Others just cannot gamble ever again because it's like *** to their brain.
I respect whatever camp anyone is in. For some, total abstinence is the only way, for others just avoiding the triggers or particular game, etc.
I would be wary of anyone who professes to 'know' the solution - it either comes from denial, arrogance, or dogma.
Do what you feel right for YOU, and you alone, don't be a sheep, but don't ignore good advice when it comes either. Either way, best of luck to you.
Sincerely,
Molehole x
You're very welcome A New Life, no problem at all, happt to help if I can.

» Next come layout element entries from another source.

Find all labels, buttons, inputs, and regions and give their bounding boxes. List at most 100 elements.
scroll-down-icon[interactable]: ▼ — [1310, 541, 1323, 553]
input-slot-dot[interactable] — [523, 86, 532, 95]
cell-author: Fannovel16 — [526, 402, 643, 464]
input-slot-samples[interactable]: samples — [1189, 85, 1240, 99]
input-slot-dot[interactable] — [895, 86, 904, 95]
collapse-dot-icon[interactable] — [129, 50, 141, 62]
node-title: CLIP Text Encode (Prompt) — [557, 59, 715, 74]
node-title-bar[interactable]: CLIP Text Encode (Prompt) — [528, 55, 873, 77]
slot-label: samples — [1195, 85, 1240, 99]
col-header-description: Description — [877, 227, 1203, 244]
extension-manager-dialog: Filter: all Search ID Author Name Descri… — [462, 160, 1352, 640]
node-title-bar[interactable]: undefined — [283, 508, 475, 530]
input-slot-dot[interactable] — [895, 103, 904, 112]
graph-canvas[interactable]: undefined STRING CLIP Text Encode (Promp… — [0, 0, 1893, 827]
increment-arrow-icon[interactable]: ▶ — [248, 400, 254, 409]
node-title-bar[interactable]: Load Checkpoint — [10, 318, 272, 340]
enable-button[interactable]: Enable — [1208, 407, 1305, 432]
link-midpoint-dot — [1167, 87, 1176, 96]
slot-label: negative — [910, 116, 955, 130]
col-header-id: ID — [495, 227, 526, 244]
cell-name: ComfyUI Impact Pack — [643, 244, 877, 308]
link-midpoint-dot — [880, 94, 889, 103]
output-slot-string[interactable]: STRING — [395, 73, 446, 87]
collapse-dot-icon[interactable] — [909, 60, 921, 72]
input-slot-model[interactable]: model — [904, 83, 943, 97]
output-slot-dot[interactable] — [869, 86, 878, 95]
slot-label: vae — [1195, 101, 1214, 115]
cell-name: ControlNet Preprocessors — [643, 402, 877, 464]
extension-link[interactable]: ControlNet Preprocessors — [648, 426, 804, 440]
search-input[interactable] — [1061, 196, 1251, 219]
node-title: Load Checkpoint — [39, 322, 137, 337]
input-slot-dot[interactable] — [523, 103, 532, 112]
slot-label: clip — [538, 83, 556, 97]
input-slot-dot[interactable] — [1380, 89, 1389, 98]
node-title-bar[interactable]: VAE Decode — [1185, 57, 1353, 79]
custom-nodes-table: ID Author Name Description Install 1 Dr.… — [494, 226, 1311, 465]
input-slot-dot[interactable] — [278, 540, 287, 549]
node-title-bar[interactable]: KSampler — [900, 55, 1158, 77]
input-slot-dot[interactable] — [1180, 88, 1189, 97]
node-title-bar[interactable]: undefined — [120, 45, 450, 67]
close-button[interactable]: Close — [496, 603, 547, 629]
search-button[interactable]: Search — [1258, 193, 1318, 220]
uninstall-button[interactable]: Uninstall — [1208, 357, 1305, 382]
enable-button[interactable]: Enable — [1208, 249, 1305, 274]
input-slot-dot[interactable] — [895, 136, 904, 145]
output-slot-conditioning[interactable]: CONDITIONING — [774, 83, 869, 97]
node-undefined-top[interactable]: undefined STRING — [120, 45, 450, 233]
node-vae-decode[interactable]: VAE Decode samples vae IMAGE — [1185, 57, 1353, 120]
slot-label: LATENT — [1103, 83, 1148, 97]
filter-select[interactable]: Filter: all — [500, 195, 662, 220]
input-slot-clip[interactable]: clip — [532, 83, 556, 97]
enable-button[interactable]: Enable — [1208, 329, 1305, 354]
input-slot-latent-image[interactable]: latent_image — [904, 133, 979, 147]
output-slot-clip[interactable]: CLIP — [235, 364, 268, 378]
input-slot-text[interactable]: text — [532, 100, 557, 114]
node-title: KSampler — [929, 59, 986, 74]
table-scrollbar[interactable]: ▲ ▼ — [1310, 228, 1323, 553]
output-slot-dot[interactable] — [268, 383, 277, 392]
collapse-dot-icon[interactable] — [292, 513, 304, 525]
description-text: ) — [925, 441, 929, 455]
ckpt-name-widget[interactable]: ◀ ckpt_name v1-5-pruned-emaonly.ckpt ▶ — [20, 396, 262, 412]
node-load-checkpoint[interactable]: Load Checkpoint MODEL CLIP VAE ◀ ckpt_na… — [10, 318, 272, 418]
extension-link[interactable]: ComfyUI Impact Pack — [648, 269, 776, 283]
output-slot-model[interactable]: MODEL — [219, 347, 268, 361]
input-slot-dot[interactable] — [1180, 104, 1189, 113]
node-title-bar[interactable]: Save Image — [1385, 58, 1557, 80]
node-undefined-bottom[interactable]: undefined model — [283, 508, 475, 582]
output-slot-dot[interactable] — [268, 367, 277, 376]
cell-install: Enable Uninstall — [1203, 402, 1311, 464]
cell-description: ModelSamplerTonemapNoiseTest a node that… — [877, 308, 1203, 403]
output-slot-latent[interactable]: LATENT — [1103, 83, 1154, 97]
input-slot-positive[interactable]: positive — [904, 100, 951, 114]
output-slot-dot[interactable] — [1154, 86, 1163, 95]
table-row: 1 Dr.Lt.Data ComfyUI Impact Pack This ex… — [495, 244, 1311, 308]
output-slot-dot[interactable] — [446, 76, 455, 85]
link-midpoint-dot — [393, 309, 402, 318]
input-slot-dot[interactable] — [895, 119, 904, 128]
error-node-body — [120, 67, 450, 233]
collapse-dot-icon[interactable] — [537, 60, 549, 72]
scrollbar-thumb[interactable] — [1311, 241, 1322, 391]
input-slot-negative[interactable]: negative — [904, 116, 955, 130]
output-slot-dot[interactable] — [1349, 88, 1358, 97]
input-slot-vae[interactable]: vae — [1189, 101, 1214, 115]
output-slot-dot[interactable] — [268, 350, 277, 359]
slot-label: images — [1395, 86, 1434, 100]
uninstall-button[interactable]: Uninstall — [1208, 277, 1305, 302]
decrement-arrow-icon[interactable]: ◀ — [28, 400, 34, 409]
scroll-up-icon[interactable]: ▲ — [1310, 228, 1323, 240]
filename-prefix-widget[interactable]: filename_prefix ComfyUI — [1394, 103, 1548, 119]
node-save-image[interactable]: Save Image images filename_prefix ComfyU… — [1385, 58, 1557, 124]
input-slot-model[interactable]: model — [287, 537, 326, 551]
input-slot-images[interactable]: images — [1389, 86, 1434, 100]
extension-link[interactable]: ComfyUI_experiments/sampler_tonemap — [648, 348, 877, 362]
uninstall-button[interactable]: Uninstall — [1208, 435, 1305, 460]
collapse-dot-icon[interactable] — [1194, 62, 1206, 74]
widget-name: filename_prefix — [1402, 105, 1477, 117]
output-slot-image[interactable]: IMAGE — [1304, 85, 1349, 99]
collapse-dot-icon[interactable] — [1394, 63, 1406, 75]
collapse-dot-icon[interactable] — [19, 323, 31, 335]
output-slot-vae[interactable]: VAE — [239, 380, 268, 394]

This Forum deals with deeply senstive and affecting issues my friend; this understandably leads to confrontation at times - it is going to happen; try and bear in mind that the people here are very vulnerable if you feel like posting something that you might regret later on.
Molehole has given you some excellent and very through advice. I particulary like his point on being wary of "knowing" the solution - no-one has it, we are all working with theory and experience. I never profess to have the answers, I can only go on what I have seen and experienced myself and hope to point people in the right direction - there are no real experts my friend, as Molehole says, do what is right for you.
I will certainly look back on your other posts my friend. Thank you again for coming back to me.
JamesP
Hey JamesP, is there any way I can send you a quick private message on this forum? There's a question I want to ask you that I'm not comfortable sharing to the world.
thanks. mx
Hi Molehole, there is no facility on here, but you can drop me an e-mail to [email protected], that is no problem at all, hope I can help.
JamesP
Thanks JamesP, emailing you now.
Best,
Molehole x
Well I feel good today (well reasonable) as I mentioned on previous post im playing the credit card shuffle with some big balances (35k in total) and instead of waiting for a 0% offer to drop through the letterbox (as they USED to often do) I rang up one of the companys to see if they had any current deals,hey presto they did 15 months 0% with only a 1% fee (result!!)
So I,ve banged 9k over to them and am also able to shuffle the rest across the other cards,this means in effect I,ve got NO INTEREST to pay all this year and that should?? mean I can chip away at the balances nicely.
I,ve never been a real negative person,well gambling certainly affected my mental state but what I mean is I,ve always been a doer,a get stuck in guy,yes my work is still practically zero but im actively searching for something else (tall order at my age but gotta do it) the gambling side of my life is well behind me now after 8 years,i have slipped a few times but nothing compared to the horror days of pre 2006 and nothing for a good many months recently.
I,m hoping 2014 gives me a new outlook,i read all the newcomers posts and I salute you all for being here,do stop gambling,do repair all the financial damage (if you can of course) do repair and reboot your brains to become a non gambler,DONT make a meal of it all,DONT dwell on the past,i made a post here a few years back called FOCUS WITHOUT FOCUS and it basically explained my concept of stopping gambling,getting into recovery and finally moving on,life is for living and each day should be gratefully received.
Am I preaching here (again,lol) I have in the past and I don't mean to patronize but I do still believe giving up gambling is the easiest part of the journey,altering our lives to accept we cannot and should not gamble takes a little more effort,well after 8 years I,ve learned a lot about me,masses about addiction and the biggest one of all just because I,ve made mistakes that doesn't make me a mistake.